Report finds biomass can play bigger role in UK energy production

By Erin Voegele | November 15, 2018

On Nov. 15, the U.K. Committee on Climate Change published a report on biomass that has determined sustainably sourced biomass feedstocks can play a fundamental role in decarbonizing the U.K. economy.

Information released by the committee indicates the report assesses the role wood, plants and organic waste can play in the global strategy to tackle climate change. It determine that these biomass sources can play an important role in meeting the U.K.’s 2050 emissions targets and help move the country toward net-zero emissions, assuming stricter governance ensures sustainable supplies.

According to the report, biomass could provide up to 15 percent of the U.K.’s energy by 2050, up from approximately 7 percent today. The report makes three overarching recommendations. First, the committee recommends the U.K. build up its forest and land carbon stores while increasing the supply of sustainably harvested biomass from U.K. sources. Second, the committee calls for improved U.K. and international governance over biomass feedstocks, noting the long-term role of biomass imports to the U.K. must depend on the success of these efforts. Finally, the committee said the U.K. must ensure biomass is used in the most effective way, meaning the current uses of biomass will need to change.

”We strongly support the CCC’s findings, which show the important role of biomass in the U.K.’s long-term energy system,” said Benedict McAleenan head of Biomass U.K., part of the Renewable Energy Association. “Crucially, they point out that trying to combat climate change without biomass would be harder and more expensive.

“Well-regulated biomass can provide benefits for forestry, agriculture and our energy system, backing up technologies like wind and solar,” he said. “In the future it will be combined with carbon capture to actually remove carbon from the atmosphere—a crucial role if we’re to stop climate change.

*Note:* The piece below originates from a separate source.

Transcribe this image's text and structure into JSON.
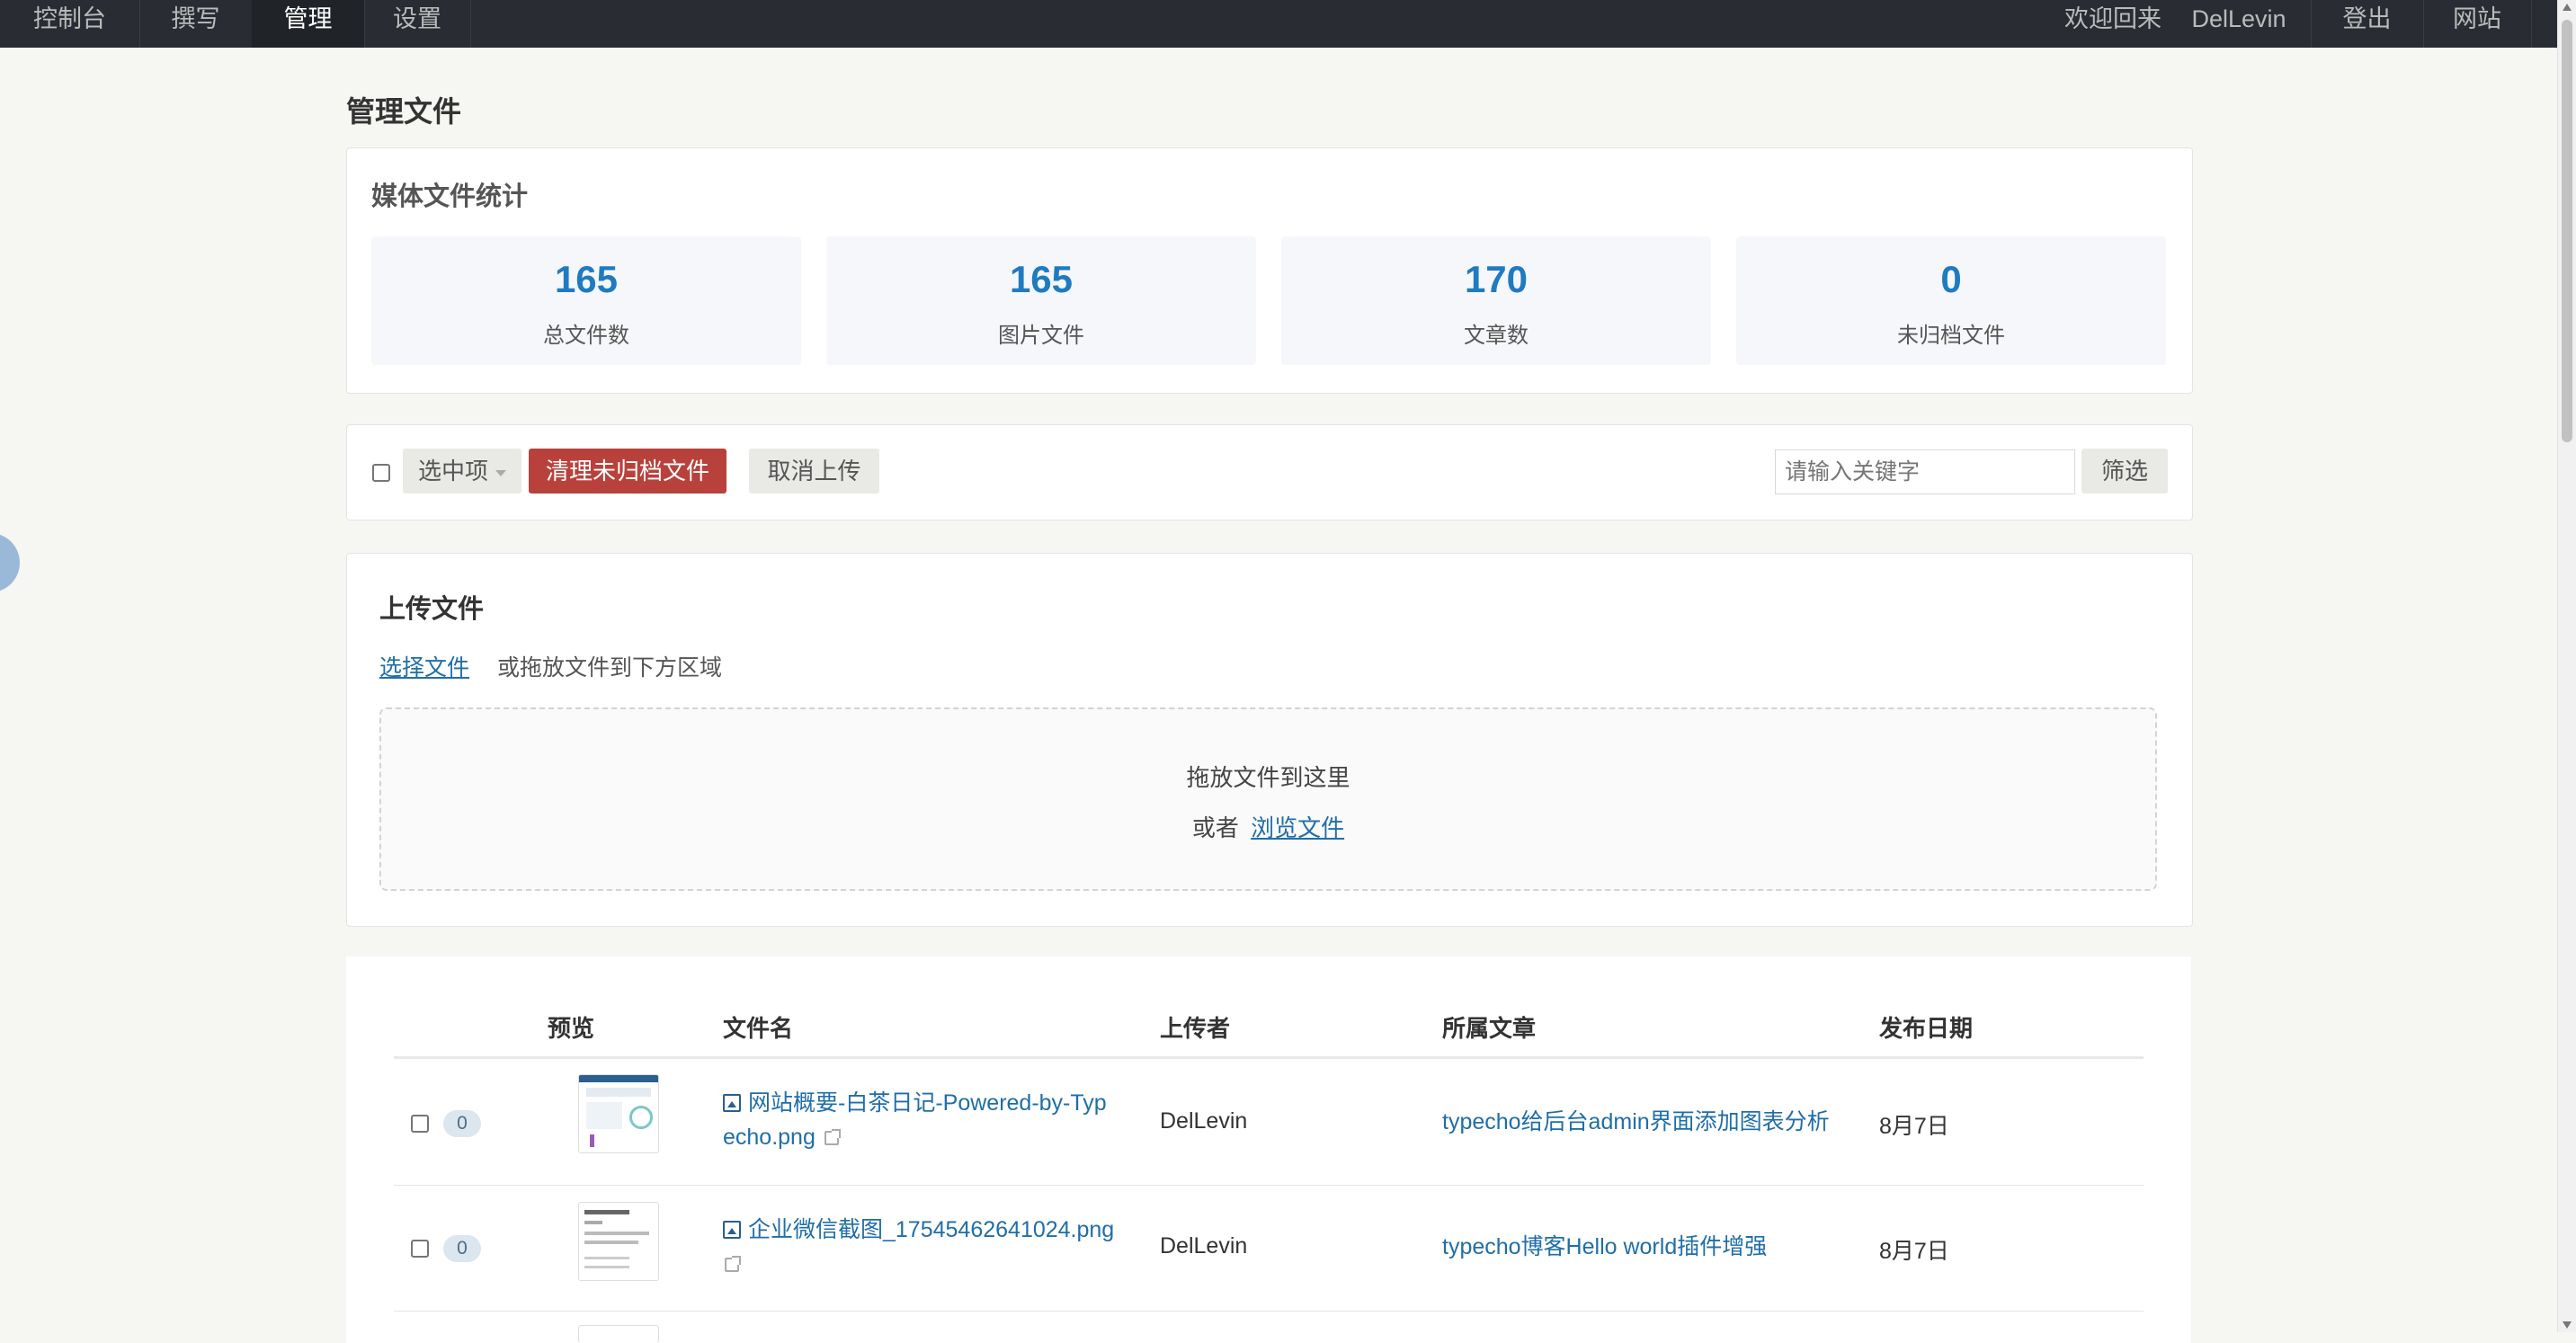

“We have always worked with government to develop world-leading sustainability regulations,” McAleenan continued. “We’ll look closely at this report’s policy recommendations to ensure biomass continues to cut carbon emissions, support forests and stabilize the energy system long into the future.”

“Decarbonizing heat in the U.K. is one of the biggest challenges we face, with around third of our emissions coming from heat alone,” said Neil Harrison, chair of the Wood Heat Association. “There are no silver bullets and we need a number of different technologies and approaches if we are going to be able to ensure a low carbon, low cost and sustainable way of heating our homes.

“The CCC’s latest report demonstrates that biomass should play a significant role in a future low-carbon economy and crucially, biomass can be used to help better forest management, increase carbon stocks in trees and soils, as well as to grow the supply of sustainably harvested biomass both globally and in the U.K.,” Harrison continued.

A full copy of the report can be downloaded from the CCC website.